Gorman: Thirty-eight… simulated.
Vasquez: How many combat drops?
Gorman: Uh, two. Including this one.
Unlike incompetent leaders suffering from the Dunning–Kruger effect, however, Gorman is at least aware of his limitations, and of the fact that his lack of experience is a problem – that is why he is nervous. In the film, he was chosen as leader precisely because of his inexperience, in order to facilitate…
Carter J. Burke, the sociopathic leader
Carter J. Burke (played by Paul Reiser) has an immoral hidden agenda. To achieve his ends, he is prepared to lie, to sacrifice the innocent, and to risk the human race itself. Such sociopaths are not unknown in the workplace. Fortunately, in the film, Burke is forestalled by…
Ellen Ripley, the emergent leader
Emergent leaders can be good or bad. When there are rewards to be had, the incompetent and/or sociopathic are often quick to volunteer:
Others refuse the weight of public service;
whereas your people eagerly respond,
even unasked, and shout: I’ll take it on.
(Dante, Purgatorio VI:133–135, tr. Allen Mandelbaum)
Incompetent leaders can turn victory into defeat by persuading an entire team to choose the wrong course of action, or by turning a team into a crowd of uncoordinated individuals. In moments of crisis, however, quietly competent individuals often step forward to fill a leadership vacuum. Ellen Ripley (played by Sigourney Weaver) is one of these good emergent leaders. She has both the technical knowledge and the interpersonal skills needed to turn the survivors into a unified team, fighting against an almost indestructible enemy. Eventually she hands over to…
Corporal Dwayne Hicks, the designated leader
Corporal Hicks (played by Michael Biehn) holds just about the lowest possible military leadership position, but the rules require him to step up when the commissioned officers and more senior NCOs have died. The buck stops with him.
Ripley: Well, I believe Corporal Hicks has authority here.
Burke: Corporal Hicks has…?
Ripley: This operation is under military jurisdiction, and Hicks is next in chain of command. Am I right, Corporal?
Hicks: Yeah… yeah, that’s right.
Hicks reveals his leadership abilities by the way he remains calm in the crisis, by his interactions with others, and by the way he relies on Ripley’s advice.
For a team to achieve success, either the powers that be must designate a competent leader like Hicks, or a competent emergent leader like Ripley must step forward. Otherwise, even though the team may not be eaten alive by hideous aliens with acid for blood, failure is nonetheless assured.

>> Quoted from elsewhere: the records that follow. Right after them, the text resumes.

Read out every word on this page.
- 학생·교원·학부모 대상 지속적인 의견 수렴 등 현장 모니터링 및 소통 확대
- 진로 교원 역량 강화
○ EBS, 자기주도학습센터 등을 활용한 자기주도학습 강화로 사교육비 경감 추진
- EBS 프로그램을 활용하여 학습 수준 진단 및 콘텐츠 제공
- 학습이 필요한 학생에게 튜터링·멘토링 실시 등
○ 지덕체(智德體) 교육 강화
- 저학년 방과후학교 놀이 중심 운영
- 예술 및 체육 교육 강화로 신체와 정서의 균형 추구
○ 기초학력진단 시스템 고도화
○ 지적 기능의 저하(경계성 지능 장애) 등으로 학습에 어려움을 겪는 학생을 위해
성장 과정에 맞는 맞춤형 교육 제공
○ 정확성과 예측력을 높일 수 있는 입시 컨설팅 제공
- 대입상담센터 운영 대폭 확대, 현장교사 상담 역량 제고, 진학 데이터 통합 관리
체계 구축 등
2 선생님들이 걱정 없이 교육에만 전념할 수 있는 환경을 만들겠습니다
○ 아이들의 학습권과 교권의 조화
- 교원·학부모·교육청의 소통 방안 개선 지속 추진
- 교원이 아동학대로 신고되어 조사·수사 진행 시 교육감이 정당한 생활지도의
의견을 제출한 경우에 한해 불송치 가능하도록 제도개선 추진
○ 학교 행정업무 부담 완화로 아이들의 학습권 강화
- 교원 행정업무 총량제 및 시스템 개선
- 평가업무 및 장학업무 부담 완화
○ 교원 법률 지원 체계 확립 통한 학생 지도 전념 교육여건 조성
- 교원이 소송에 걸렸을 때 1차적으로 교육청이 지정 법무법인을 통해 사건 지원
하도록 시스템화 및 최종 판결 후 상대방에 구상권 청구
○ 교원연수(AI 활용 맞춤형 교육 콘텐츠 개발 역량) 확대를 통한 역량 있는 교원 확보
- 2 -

Indeed Ripley’s leadership style is impressive and examplary. In her act of leading, she is obviously not after status or reward or promotion at work or money or ego satisfaction or something similar which today’s many so-called leaders desire and go after. She is experienced about dealing with Xenomorph. Yes, but only experience doesn’t make someone a leader. I think the most important feature of Ripley’s leadership style is her caring personality. She cares. She cares people around her, even people as a large concept, even her pet.
I have enjoyed reading this very nice article. Thank you.
You are absolutely right. Caring is important. I should probably have mentioned that.